Pronounced “Leonard Skinner”: Five bands named after real or fictional educators
1. Lynyrd Skynyrd
As the leading proponent of good-old-boy Southern rock, Lynyrd Skynyrd isn’t the kind of band you’d expect to have liked school all that much. Granted, the group’s ’70s output is far more sensitive and intelligent than most people give it credit for—even though the band’s name was more or less a schoolboy-level parody of Leonard Skinner, a man who has gone down in history as the gym teacher whose militant anti-long-hair policy led to Skynyrd guitarist Gary Rossington eventually dropping out of high school. Free to focus on his burgeoning music career, Rossington eventually changed the name of his group to Lynyrd Skynyrd; its debut album, 1973’s (Pronounced 'lĕh-'nérd 'skin-'nérd), pointed out both the phonetic similarities and differences between its name and that of its namesake. The rest is history—and when Skinner died in 2010, the New York Times granted him the dubious posthumous honor of being “arguably the most influential high school gym teacher in American popular culture.”
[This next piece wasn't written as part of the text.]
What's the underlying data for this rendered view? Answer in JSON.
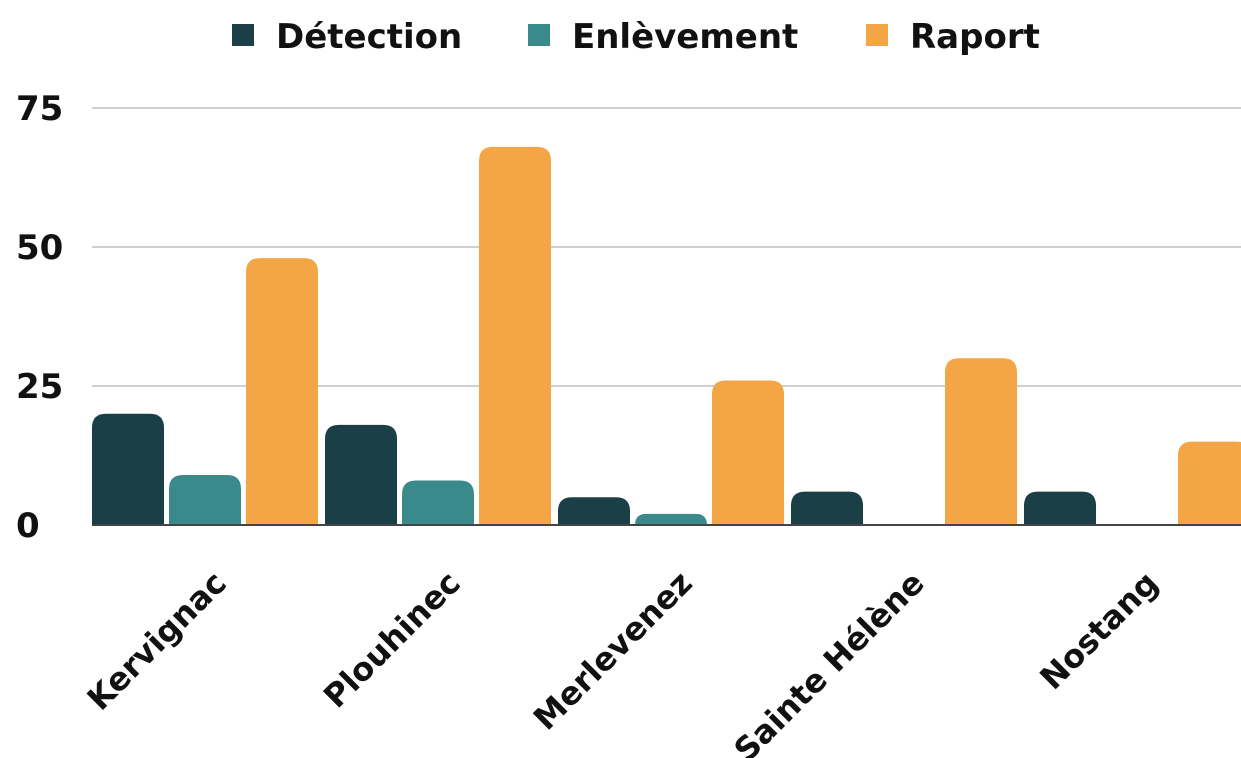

2. Mr. Epp And The Calculations
Before Mark Arm was the leering, lunging frontman of grunge legend Mudhoney, he sang in Green River, a group that also featured former Pearl Jam members Jeff Ament and Stone Gossard. Before that, though, Arm wielded the guitar, skronking and occasionally shrieking his way through Mr. Epp And The Calculations. Formed while Arm was a student at Bellevue Christian High School in suburban Seattle, Mr. Epp was the epitome of shitty, sloppy, Flipper-esque punk bands—in other words, awesome. Making it even better was the fact that the group dubbed itself Mr. Epp in honor of its members’ high-school math teacher, the unwitting Mr. Epp.
3. Edguy
The public education system in Germany is purported to be one of the best in the world. That may or not be evident in the music of Edguy, a veteran power-metal group from the German city of Fulda whose albums over the past 20 years have been as rooted in symphony and history as they’ve been steeped in goofiness (see: “Lavatory Love Machine”). As befitting a band that takes its lack of seriousness very seriously, its name comes not from a Teutonic monarch or Lovecraftian Elder God—but from its members’ math teacher, Edgar Siedschlag. According to Edguy, the name is meant as an affectionate homage rather than a snarky one. Score one for German education.
4. Mister Loveless
The Bay Area indie-pop band Mister Loveless looks and sounds lighthearted and innocuous enough. That’s a large part of its charm. So it seems especially fitting that the video from “Wild Summer”—a standout track from the band’s 2012 debut album, Grow Up—was filmed in a school classroom, complete with a belligerent teacher. With all that in mind, though, it’s not hard to see that Mister Loveless is just a wee bit fixated on the subject of long-lost adolescence—a point that’s driven home by the fact the group itself was named after frontman Rob Miller’s sixth-grade teacher.
5. Rooney
With the benefit of hindsight, indie-rock group Rooney might have thought twice before naming itself after Mr. Edward R. Rooney, the ferociously ferret-like school principal and (and conniving villain) from Ferris Bueller’s Day Off. Not because Mr. Edward R. Rooney isn’t a great character—he is and always will be—but because Jeffrey Jones, the actor who played him, was arrested in 2003 for soliciting a 14-year-old boy to participate in child pornography, just as Rooney the band was gearing up to release its self-titled debut. The album didn’t suffer from the association, and Rooney’s bouncy power-pop has managed to survive. Still, it wouldn’t have hurt if the group had wound up being called, say, Mr. Hand instead.